14. Cast of ‘Annie’ – Tomorrow (1981, USA)

The song: A song which itself stole shamelessly from the infamous Disney / General Electric “Carosel of Progress” theme, “There’s A Great Big Beautiful Tomorrow” (with which I was utterly obsessed as a kid). Dancing around the edges of the economic devastation of the 1980s and how it was played for entertainment, as well as being the perfect, inverted, saccharine accompaniment to a fusion fireball. “The sun will come out…”

Memories: Somewhere on the radio in the 1980s. Couldn’t hardly get away from it. But I never quite knew where it was from.

15. Alphaville – Forever Young (1984, Germany)

The song: The ragged survivors being literally escorted to heaven on the video makes it clear that yes, this is about dying in a nuclear holocaust; that sense of *knowing* we would never grow up. “Turning our faces into the sun..” A beautiful song, but its beauty comes because it’s an elegy. It also works as both an anthem and an album closer, refocusing back on nostalgia, the loss of a more youthful and innocent age, but the hope that we can carry on its spirit.

Memories: Somewhere in the mist of supermarket radio, I must have heard it.

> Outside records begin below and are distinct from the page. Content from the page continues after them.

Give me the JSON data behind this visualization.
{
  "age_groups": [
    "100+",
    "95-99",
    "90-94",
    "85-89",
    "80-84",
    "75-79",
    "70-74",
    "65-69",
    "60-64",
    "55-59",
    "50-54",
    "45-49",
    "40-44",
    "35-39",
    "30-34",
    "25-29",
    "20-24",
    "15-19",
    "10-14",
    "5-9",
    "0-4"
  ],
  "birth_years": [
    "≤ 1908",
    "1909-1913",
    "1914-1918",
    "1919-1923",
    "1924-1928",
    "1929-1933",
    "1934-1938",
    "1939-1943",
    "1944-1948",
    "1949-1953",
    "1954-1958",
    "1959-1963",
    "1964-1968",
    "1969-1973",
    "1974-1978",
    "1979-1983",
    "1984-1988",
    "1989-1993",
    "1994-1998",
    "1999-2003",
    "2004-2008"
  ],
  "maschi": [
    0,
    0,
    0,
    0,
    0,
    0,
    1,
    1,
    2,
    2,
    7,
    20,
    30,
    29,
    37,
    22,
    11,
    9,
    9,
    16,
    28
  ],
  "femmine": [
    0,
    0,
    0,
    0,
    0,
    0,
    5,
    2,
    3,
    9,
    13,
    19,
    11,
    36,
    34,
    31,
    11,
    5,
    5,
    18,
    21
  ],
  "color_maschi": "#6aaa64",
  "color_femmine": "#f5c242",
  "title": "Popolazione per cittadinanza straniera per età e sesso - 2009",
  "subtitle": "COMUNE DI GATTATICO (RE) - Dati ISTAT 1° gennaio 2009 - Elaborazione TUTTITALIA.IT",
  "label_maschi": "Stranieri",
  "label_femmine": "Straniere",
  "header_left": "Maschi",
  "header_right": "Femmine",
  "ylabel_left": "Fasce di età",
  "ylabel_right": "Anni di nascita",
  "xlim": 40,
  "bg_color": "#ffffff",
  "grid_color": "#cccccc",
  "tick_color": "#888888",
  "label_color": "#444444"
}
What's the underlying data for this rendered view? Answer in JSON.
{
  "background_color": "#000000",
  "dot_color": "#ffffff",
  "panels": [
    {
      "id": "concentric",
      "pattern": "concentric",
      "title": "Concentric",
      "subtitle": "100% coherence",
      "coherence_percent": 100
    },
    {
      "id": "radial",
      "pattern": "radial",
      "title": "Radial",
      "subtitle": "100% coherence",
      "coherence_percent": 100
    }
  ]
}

But it’s only in rediscovering it that I actually _heard_ it.

16. Yvonne Elliman – Edge of the World (end titles from ‘Wargames’) (1983, USA)

The song: The credits song for Wargames has always hit me in the gut, precisely because it’s _not_ the racing, techno cyber-theme you’d expect in a story about computers. It rhymes in its ‘country’ vibes though with that one moment as David Lightman, escaped from NORAD, phones home and we see the beautiful tree and mountain landscape of Colorado behind him. A counterpoint to the tnuclear destruction looming and a reminder of what’s at stake. And that’s why it’s such genius in that movie. I added it as a coda as a sweetener, an echo of Roger Waters’ ‘Radio K.A.O.S.’, where WWIII is averted – because in our timeline, so far, it was. It’s also the ‘wake up, the movie is over’ song here for much the same reason.